Wpisy archiwalne w miesiącu

Listopad, 2008

Dystans całkowity:269.76 km (w terenie 97.60 km; 36.18%)
Czas w ruchu:09:31
Średnia prędkość:21.96 km/h
Liczba aktywności:6
Średnio na aktywność:44.96 km i 2h 22m
Więcej statystyk

Wycieczka na działkę Adama. 100%

Niedziela, 16 listopada 2008 · Komentarze(0)
Wycieczka na działkę Adama. 100% asfalt i chillout. Takie wypady od czasu do czasu są potrzebne :)

Wyścig Niepodległości 2008 rozegrany na terenie arturówka.

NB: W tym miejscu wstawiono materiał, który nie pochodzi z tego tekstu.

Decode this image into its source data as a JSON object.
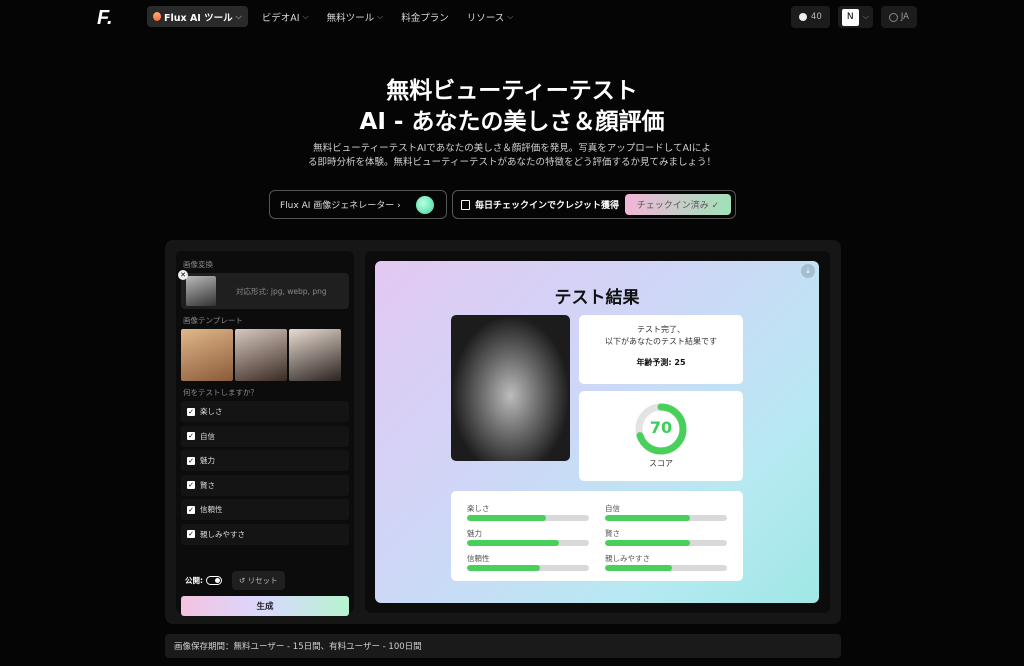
{
  "nav": {
    "logo": "F.",
    "items": [
      {
        "label": "Flux AI ツール",
        "active": true
      },
      {
        "label": "ビデオAI"
      },
      {
        "label": "無料ツール"
      },
      {
        "label": "料金プラン"
      },
      {
        "label": "リソース"
      }
    ],
    "credits": "40",
    "avatar_letter": "N",
    "language": "JA"
  },
  "hero": {
    "title_line1": "無料ビューティーテスト",
    "title_line2": "AI - あなたの美しさ＆顔評価",
    "desc_line1": "無料ビューティーテストAIであなたの美しさ＆顔評価を発見。写真をアップロードしてAIによ",
    "desc_line2": "る即時分析を体験。無料ビューティーテストがあなたの特徴をどう評価するか見てみましょう！"
  },
  "actions": {
    "generator_label": "Flux AI 画像ジェネレーター ›",
    "checkin_label": "毎日チェックインでクレジット獲得",
    "checkin_btn": "チェックイン済み ✓"
  },
  "left": {
    "upload_label": "画像変換",
    "upload_formats": "対応形式: jpg, webp, png",
    "template_label": "画像テンプレート",
    "test_label": "何をテストしますか？",
    "checks": [
      "楽しさ",
      "自信",
      "魅力",
      "賢さ",
      "信頼性",
      "親しみやすさ"
    ],
    "public_label": "公開:",
    "reset_label": "リセット",
    "generate_label": "生成"
  },
  "result": {
    "title": "テスト結果",
    "msg_line1": "テスト完了、",
    "msg_line2": "以下があなたのテスト結果です",
    "age": "年齢予測: 25",
    "score": "70",
    "score_label": "スコア",
    "bars": [
      {
        "label": "楽しさ",
        "value": 0.65
      },
      {
        "label": "自信",
        "value": 0.7
      },
      {
        "label": "魅力",
        "value": 0.75
      },
      {
        "label": "賢さ",
        "value": 0.7
      },
      {
        "label": "信頼性",
        "value": 0.6
      },
      {
        "label": "親しみやすさ",
        "value": 0.55
      }
    ]
  },
  "footer": {
    "note": "画像保存期間：無料ユーザー - 15日間、有料ユーザー - 100日間"
  },
  "colors": {
    "accent_green": "#49d05a",
    "background": "#050505"
  }
}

Wtorek, 11 listopada 2008 · Komentarze(0)
Wyścig Niepodległości 2008 rozegrany na terenie arturówka.
Do pokonania było 8 okrążeń, każde około 1500 metrów. Start bardzo ostry (tak ostry, że nawet nie wiedziałem, kiedy czołówka mi odeszła).
Po przejechaniu 1,5 okrążenia, kolega jadący przede mną, wpadł w poślizg i przewrócił się prosto pod moje koła, skutkiem czego efektownym lotem zapoznałem się z glebą :) Po upewnieniu się, że koledze nic się nie stało, wsiadłem na rower i dalej zacząłem kręcić korbą...
Generalnie bardzo udana impreza, gdyby nie fakt, że dostałem dubla :P (spadek formy? wczorajsza impreza? hmm)
Odczyt z pulsometru:
HZ 7%
FZ 0%
PZ 85%

AHA jeszcze jedno...
KAMIL CONGRATULAIONS (obroniłeś honor naszego team'u)
JĘDREK CONGRATULAIONS ( I miejsce w swojej kategorii i przyszłość naszego team'u :P)

KILKA FOTEK





Więcej zdjęć na :
MaxxBike


Trening wraz z Kamilem (już teraz

Niedziela, 9 listopada 2008 · Komentarze(0)
Trening wraz z Kamilem (już teraz Team Friend) po lesie Łagiewnickim. Staraliśmy się nie cisnąć za mocno i pozostawać w strefie II. III strefa trafiała się sporadycznie na niektórych podjazdach. Trasa wybierana na spontanie.

Wykaz z pulsometru:

HZ 50%
FZ 35%
PZ 6%

Co ciekawe pomimo trochę większego ciśnięcia niż wczoraj, średnia wyszła gorsza...

Samotny trening po lesie

Sobota, 8 listopada 2008 · Komentarze(0)
Samotny trening po lesie Łagiewnickim. Trasa wybierana na bieżąco. Zgodnie z planem jeździłem tylko w strefie I oraz II.
Wykaz pulsometru:
HZ 69%
FZ 24%
PZ 0%

Nareszcie pierwszy wypad z

Czwartek, 6 listopada 2008 · Komentarze(0)
Nareszcie pierwszy wypad z Kamilem do Łagiewnik od dłuższej przerwy. Na początku mały rozjazd przez miasto (kolo 30 km/h). W lesie trochę zwolniliśmy (jak to w lesie), ale nadal tępo narzucone przez Kamila było dość wysokie (jak na pierwszy trening po miesiącu za wysokie). Na szczęście szybko doszliśmy do wniosku, że należy trochę zwolnić. Po przejechaniu jakiś 8 km w lesie, Kamila dopadł pech... Zerwany hak przerzutki i to jeszcze w tak niedogodnym miejscu, jakim jest skraj lasu Łagiewnickiego. Z braku narzędzi musieliśmy zostawić wszystko tak jak jest.
Przeszliśmy pieszo do drogi leśnej (kocie łby). Potem tą drogą jeszcze z buta pod górkę i dalej już z górki jakoś Kamil z moją mała pomocą do toczył się aż do asfaltu. Pomimo tego, że już byliśmy na drodze asfaltowej, mieliśmy do pokonania jeszcze jakieś 10 km do sklepu MaxxBike. Na szczęście z pomocą przyszedł nam znaleziony sznurek, który posłużył za linkę holowniczą. Dzięki niemu w miarę sprawnie dojechaliśmy do sklepu, gdzie został wymieniony hak oraz pęknięte kółeczko od wózka przerzutki, uszkodzone podczas holowania.